Magazine Feature

South Denver history runs deep

The Town of South Denver began in 1886 as a legal maneuver to keep Denver’s “liquor element” from expanding south. It ended eight years later when the town was annexed into the city of Denver.

The city wanted South Denver’s $4 million in taxable property value; South Denver wanted to get out from under growing debt during hard times. When the Colorado Supreme Court ruled that annexation would not invalidate the liquor ordinances, the tide turned and voters dissolved the town.

South Denver extended from Alameda Avenue south to Yale and from Colorado Boulevard west to the South Platte River, writes Millie Van Wyke in her 1991 book The Town of South Denver, Its People, Neighborhood and Events since 1858.

Town residents had been determined to resist the evils of demon rum, so they passed a slew of stiff anti-saloon ordinances that made it virtually impossible to open a bar. They also forbade gambling, dog fights, cock fights, gunfights, human fights, lewd dress, vulgar language, reckless operation of a horse, dancing on Sundays or selling liquor to anyone “insane, idiotic or distracted.”

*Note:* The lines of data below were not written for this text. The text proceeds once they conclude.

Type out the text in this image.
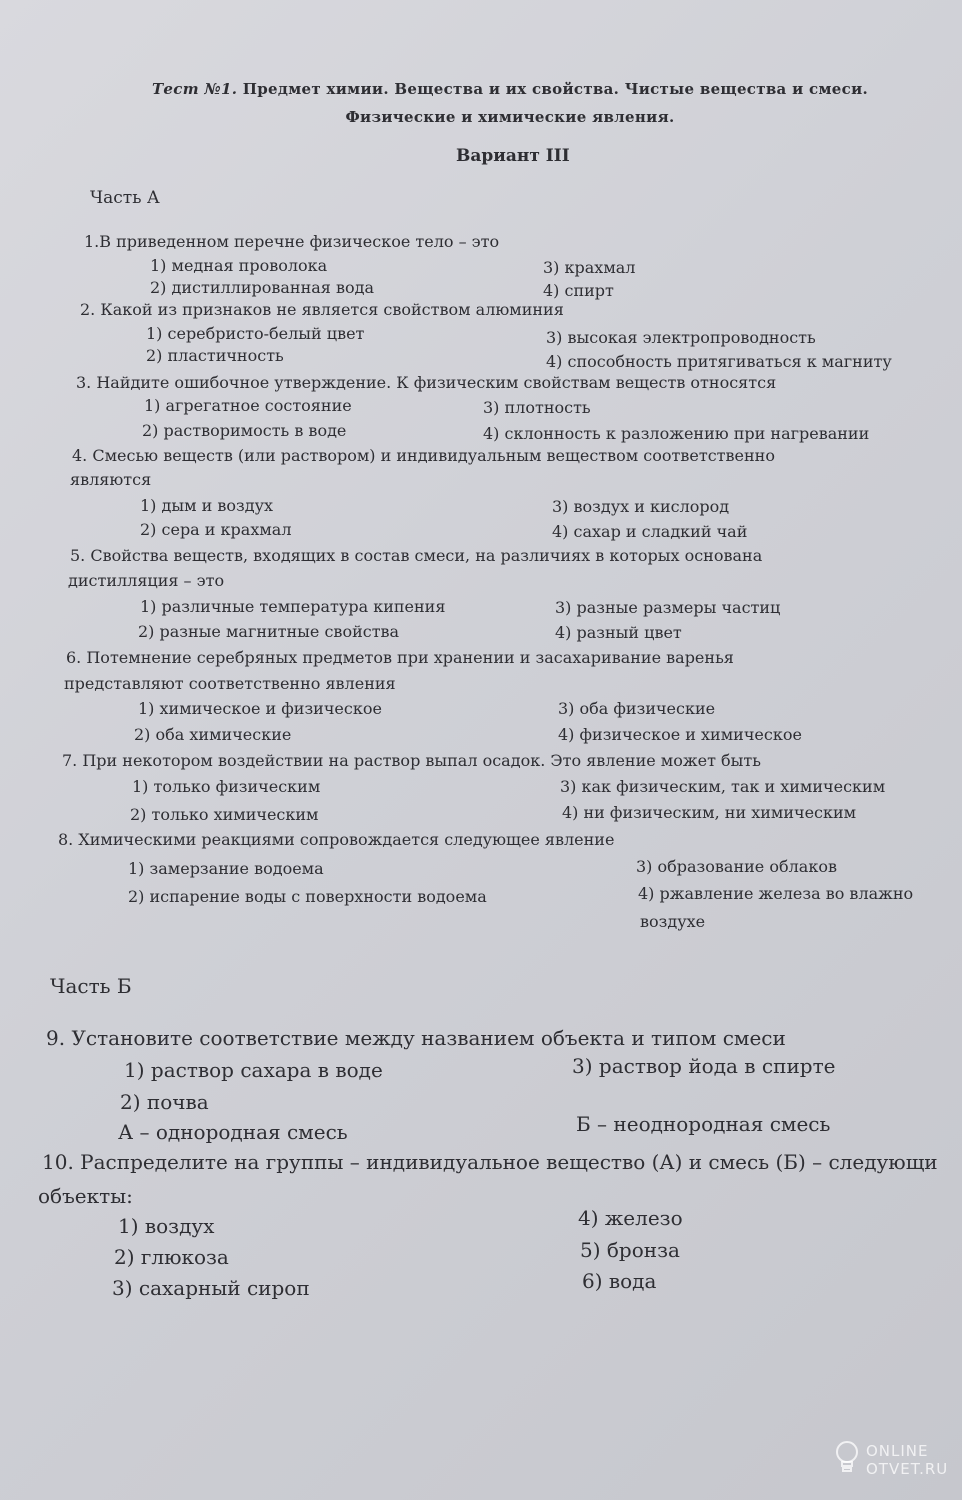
Тест №1. Предмет химии. Вещества и их свойства. Чистые вещества и смеси.
Физические и химические явления.
Вариант III
Часть А
1.В приведенном перечне физическое тело – это
1) медная проволока	3) крахмал
2) дистиллированная вода	4) спирт
2. Какой из признаков не является свойством алюминия
1) серебристо-белый цвет	3) высокая электропроводность
2) пластичность	4) способность притягиваться к магниту
3. Найдите ошибочное утверждение. К физическим свойствам веществ относятся
1) агрегатное состояние	3) плотность
2) растворимость в воде	4) склонность к разложению при нагревании
4. Смесью веществ (или раствором) и индивидуальным веществом соответственно
являются
1) дым и воздух	3) воздух и кислород
2) сера и крахмал	4) сахар и сладкий чай
5. Свойства веществ, входящих в состав смеси, на различиях в которых основана
дистилляция – это
1) различные температура кипения	3) разные размеры частиц
2) разные магнитные свойства	4) разный цвет
6. Потемнение серебряных предметов при хранении и засахаривание варенья
представляют соответственно явления
1) химическое и физическое	3) оба физические
2) оба химические	4) физическое и химическое
7. При некотором воздействии на раствор выпал осадок. Это явление может быть
1) только физическим	3) как физическим, так и химическим
2) только химическим	4) ни физическим, ни химическим
8. Химическими реакциями сопровождается следующее явление
1) замерзание водоема	3) образование облаков
2) испарение воды с поверхности водоема	4) ржавление железа во влажно
воздухе
Часть Б
9. Установите соответствие между названием объекта и типом смеси
1) раствор сахара в воде	3) раствор йода в спирте
2) почва
А – однородная смесь	Б – неоднородная смесь
10. Распределите на группы – индивидуальное вещество (А) и смесь (Б) – следующи
объекты:
1) воздух	4) железо
2) глюкоза	5) бронза
3) сахарный сироп	6) вода
ONLINE
OTVET.RU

The town stood tall against undesirable industries as well, Van Wyke writes. It won, for example, a prolonged battle against DU founder and former Gov. John Evans’ plan to turn 80 acres between Logan and Clarkson streets from Mississippi to Florida avenues into a giant stockyard. Evans had hoped to establish a rail hub distributing Texas cattle to national markets. Phillip Armour wanted to open a slaughterhouse.

South Denverites put a stop to both.

Behind this drive for purity was the wish to establish University Park as a “Methodist prohibition suburb.” The neighborhood would complement and support the University of Denver, where “the dominant and controlling ideas would be conscience and culture,” according to promotional literature of the time.

In 1886, University trustees platted 399 acres in University Park with more than 2,500 lots that would be sold for the benefit of DU. The first house went to John Clough, a trustee who bought two lots for $300 and received two lots for free. Clough built a house at 2525 E. Evans Ave. on the north side of Evans between Columbine and Clayton streets.

The deed for the property, like all deeds in University Park, contained a reverter clause that would return the property to Colorado Seminary (DU’s legal name) if intoxicating liquors should be “manufactured or sold” on the premises.